Я спросила, как её зовут, но она не расслышала, а продолжила – с той же интонацией, с которой моя бабушка рассказывала о затопленных ежевичных островах на Волге. Ей не нужен был слушатель, нужна – лишь река. Когда она говорила о Турии, её жизнь возвращалась в прежнее русло. Где было два берега. Где можно перейти с одного на другой, глянув в воду и на себя. «Увидимся у реки», – до сих пор говорит она подругам.
– Как это: берега́ есть, русло есть, а реки – нет? Если есть берег, должна быть и река, а это что? Восемнадцать или двадцать мостов через воздух. Уже не помню, сколько их. Торчат, как бедные ненужные кости. Мосты есть – реки нет.
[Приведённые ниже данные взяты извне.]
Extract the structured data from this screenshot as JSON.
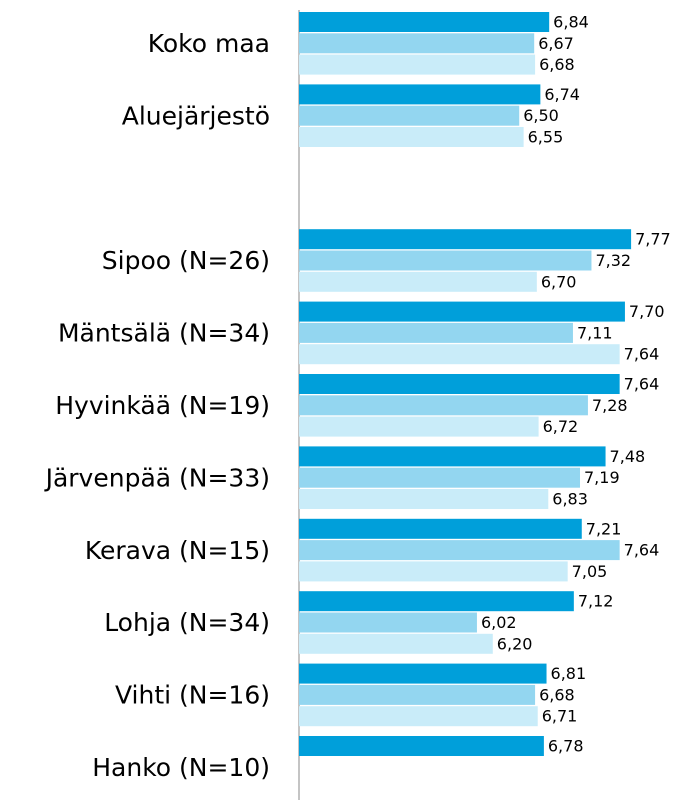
{
  "chart_data": {
    "type": "hbar",
    "categories": [
      "Koko maa",
      "Aluejärjestö",
      null,
      "Sipoo (N=26)",
      "Mäntsälä (N=34)",
      "Hyvinkää (N=19)",
      "Järvenpää (N=33)",
      "Kerava (N=15)",
      "Lohja (N=34)",
      "Vihti (N=16)",
      "Hanko (N=10)"
    ],
    "series": [
      {
        "color": "#009fda",
        "values": [
          6.84,
          6.74,
          null,
          7.77,
          7.7,
          7.64,
          7.48,
          7.21,
          7.12,
          6.81,
          6.78
        ],
        "value_labels": [
          "6,84",
          "6,74",
          null,
          "7,77",
          "7,70",
          "7,64",
          "7,48",
          "7,21",
          "7,12",
          "6,81",
          "6,78"
        ]
      },
      {
        "color": "#93d6f0",
        "values": [
          6.67,
          6.5,
          null,
          7.32,
          7.11,
          7.28,
          7.19,
          7.64,
          6.02,
          6.68,
          null
        ],
        "value_labels": [
          "6,67",
          "6,50",
          null,
          "7,32",
          "7,11",
          "7,28",
          "7,19",
          "7,64",
          "6,02",
          "6,68",
          null
        ]
      },
      {
        "color": "#c9ecf9",
        "values": [
          6.68,
          6.55,
          null,
          6.7,
          7.64,
          6.72,
          6.83,
          7.05,
          6.2,
          6.71,
          null
        ],
        "value_labels": [
          "6,68",
          "6,55",
          null,
          "6,70",
          "7,64",
          "6,72",
          "6,83",
          "7,05",
          "6,20",
          "6,71",
          null
        ]
      }
    ],
    "xlim": [
      4,
      8.45
    ]
  }
}
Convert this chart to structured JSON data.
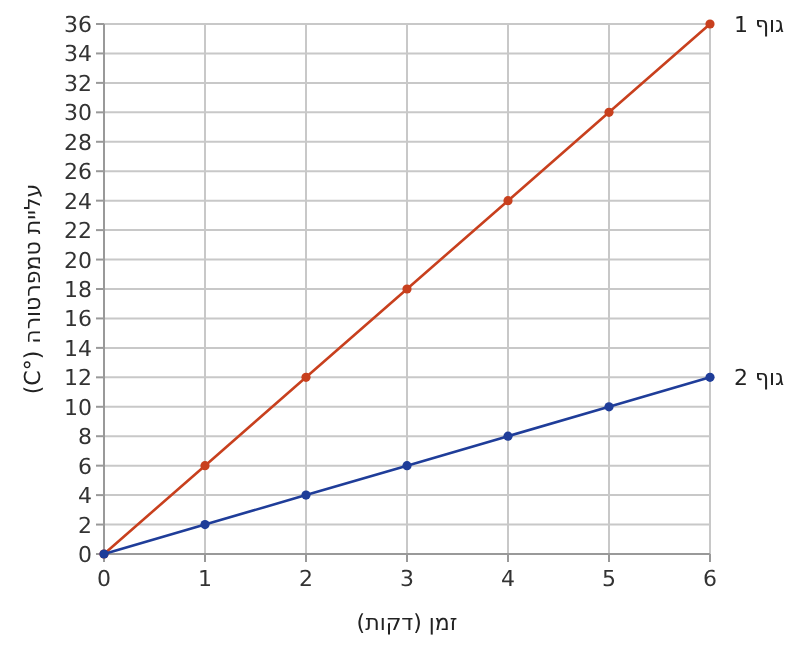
{
  "chart_data": {
    "type": "line",
    "xlabel": "זמן (דקות)",
    "ylabel": "עליית טמפרטורה (°C)",
    "x": [
      0,
      1,
      2,
      3,
      4,
      5,
      6
    ],
    "series": [
      {
        "name": "גוף 1",
        "color": "#c8401e",
        "values": [
          0,
          6,
          12,
          18,
          24,
          30,
          36
        ]
      },
      {
        "name": "גוף 2",
        "color": "#1f3d99",
        "values": [
          0,
          2,
          4,
          6,
          8,
          10,
          12
        ]
      }
    ],
    "xlim": [
      0,
      6
    ],
    "xticks": [
      0,
      1,
      2,
      3,
      4,
      5,
      6
    ],
    "ylim": [
      0,
      36
    ],
    "yticks": [
      0,
      2,
      4,
      6,
      8,
      10,
      12,
      14,
      16,
      18,
      20,
      22,
      24,
      26,
      28,
      30,
      32,
      34,
      36
    ],
    "grid": true,
    "marker": "circle",
    "line_style": "solid",
    "legend": false
  }
}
Сын – брюнет лет двадцати пяти, вдвое выше неё ростом, – вынес матери воды из кафе, но она попросила эспрессо. Когда он ей отказал, сославшись на то, что это будет уже пятая чашка за день, старуха последовала за ним. Собирая растрепавшийся на голове пучок, она ругалась и повторяла, что ей не нужно пойло без кофеина.
– Нереа, – так назвал её сын, – будешь ворчать, завтра я тебя к реке не поведу!